Now, I'm really not stupid, but at that time, it had never occurred to me that I could do anything to change the situation. I was a good girl, and had been brought up to always do as I was told. If I didn't I would get in trouble, so why would my work life be any different? I gradually started to realize though that something wasn't quite right with this picture. I started to realize what people were doing - it was also a bit of a give-away when it didn't ever happen to the other secretaries, only to me.
One day, our whole department was going out to lunch to celebrate a special occasion. We had been planning and looking forward to it for a long time. Just before we were due to leave for lunch I was away from my desk and I returned to find some work that had been left there by one of the engineers. He had already left to go to the celebration and he had left some work that was so urgent (he said) that it meant in order to complete it I would have to stay behind and miss the celebration. At that point something inside me snapped. I added my own comment to the note that he had left: "No! Do it yourself!" I put it back on his desk and left to join the others for lunch.

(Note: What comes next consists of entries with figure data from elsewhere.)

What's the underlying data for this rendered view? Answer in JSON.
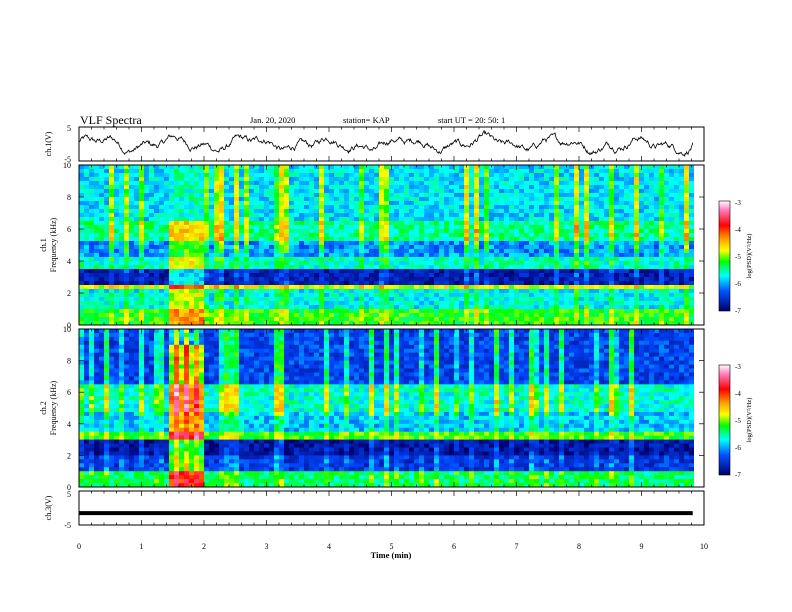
{
  "header": {
    "title": "VLF Spectra",
    "date": "Jan. 20, 2020",
    "station": "station= KAP",
    "start": "start  UT =   20: 50: 1"
  },
  "chart_data": [
    {
      "id": "ch1",
      "type": "line",
      "ylabel": "ch.1(V)",
      "ylim": [
        -5,
        5
      ],
      "yticks": [
        "5",
        "-5"
      ],
      "xlim": [
        0,
        10
      ],
      "note": "time series waveform"
    },
    {
      "id": "spec1",
      "type": "heatmap",
      "ylabel_line1": "ch.1",
      "ylabel_line2": "Frequency (kHz)",
      "ylim": [
        0,
        10
      ],
      "yticks": [
        "0",
        "2",
        "4",
        "6",
        "8",
        "10"
      ],
      "xlim": [
        0,
        10
      ],
      "burst_interval": [
        1.45,
        2.0
      ],
      "colorbar": {
        "label": "log(PSD)(V²/Hz)",
        "ticks": [
          "-3",
          "-4",
          "-5",
          "-6",
          "-7"
        ],
        "colors": [
          "#ff00ff",
          "#ff0000",
          "#ffaa00",
          "#ffff00",
          "#00ff00",
          "#00ffff",
          "#0066ff",
          "#0000aa"
        ]
      }
    },
    {
      "id": "spec2",
      "type": "heatmap",
      "ylabel_line1": "ch.2",
      "ylabel_line2": "Frequency (kHz)",
      "ylim": [
        0,
        10
      ],
      "yticks": [
        "0",
        "2",
        "4",
        "6",
        "8",
        "10"
      ],
      "xlim": [
        0,
        10
      ],
      "burst_interval": [
        1.45,
        2.0
      ],
      "colorbar": {
        "label": "log(PSD)(V²/Hz)",
        "ticks": [
          "-3",
          "-4",
          "-5",
          "-6",
          "-7"
        ],
        "colors": [
          "#ff00ff",
          "#ff0000",
          "#ffaa00",
          "#ffff00",
          "#00ff00",
          "#00ffff",
          "#0066ff",
          "#0000aa"
        ]
      }
    },
    {
      "id": "ch3",
      "type": "line",
      "ylabel": "ch.3(V)",
      "ylim": [
        -5,
        5
      ],
      "yticks": [
        "5",
        "-5"
      ],
      "xlim": [
        0,
        10
      ],
      "constant_value": -1.5
    }
  ],
  "xaxis": {
    "label": "Time  (min)",
    "ticks": [
      "0",
      "1",
      "2",
      "3",
      "4",
      "5",
      "6",
      "7",
      "8",
      "9",
      "10"
    ]
  }
}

I enjoyed our lunch time celebration and did not regret what I had done. But as we were leaving to go back to the office I felt a very uneasy feeling in the pit of my stomach. Oh no, what had I done? This was so terrible, I was sure my boss would fire me. It was just bad. He would be right to fire me.
When I arrived back at the office I knocked on my boss's door. He invited me in and I told him what I had done. I thought it best that he hear it from me first. What he said next shocked me. He didn't fire me. He didn't tell me what a terrible thing I'd done. Instead, he said "It's about time!" He told me that he could see how the others took advantage of me and they did it because that's the behavior that I had taught them. I had taught them how to treat me. He was pleased that I was finally standing up for myself!
It took me several years after that to really get the hang of saying no and to stop setting myself up for such treatment. But now it's much easier. You should try it. "No, I don't have time for that right now." "No, I won't be able to fit that in." Or just plain "NO." If you are a people pleaser or if you just have a hard time saying no, realize this: the world won't fall apart if you use the word. People won't hate you - quite the opposite in fact. One thing I have realized is that people respect you so much more if you don't let them walk all over you.
No is a very powerful word. Practice it now. Look in the mirror and practice it. The more you use it, the better it feels. The trouble is, when we say yes all the time we actually start to resent the fact that we said yes and what that means for us (the extra work we have to do, the places we have to go, the people we have to be with) and we start to resent the people who ask us. It's one thing to say yes to something because it's what we really want to do and it will bring us pleasure. It's quite another to say yes because we think we should or we think we'll upset people if we don't. We really do teach people how to treat us and people will start treating you much better when you start to say no.
Go on, be brave. Practice it now. What can you say no to today? If you have a hard time doing it as soon as somebody asks you to do something, then try telling them "I need to think about it" when they ask you. That will give you time to prepare, and then you can go back to them and say no later, when you feel more comfortable with it. And one more thing - you don't need to give excuses. Often when we do say no we think we have to give a big explanation of why we're saying no - to help the other person (and us) feel better. You don't need to explain. Just say no - that's all.
Try it. You'll be so glad you did and it will get easier.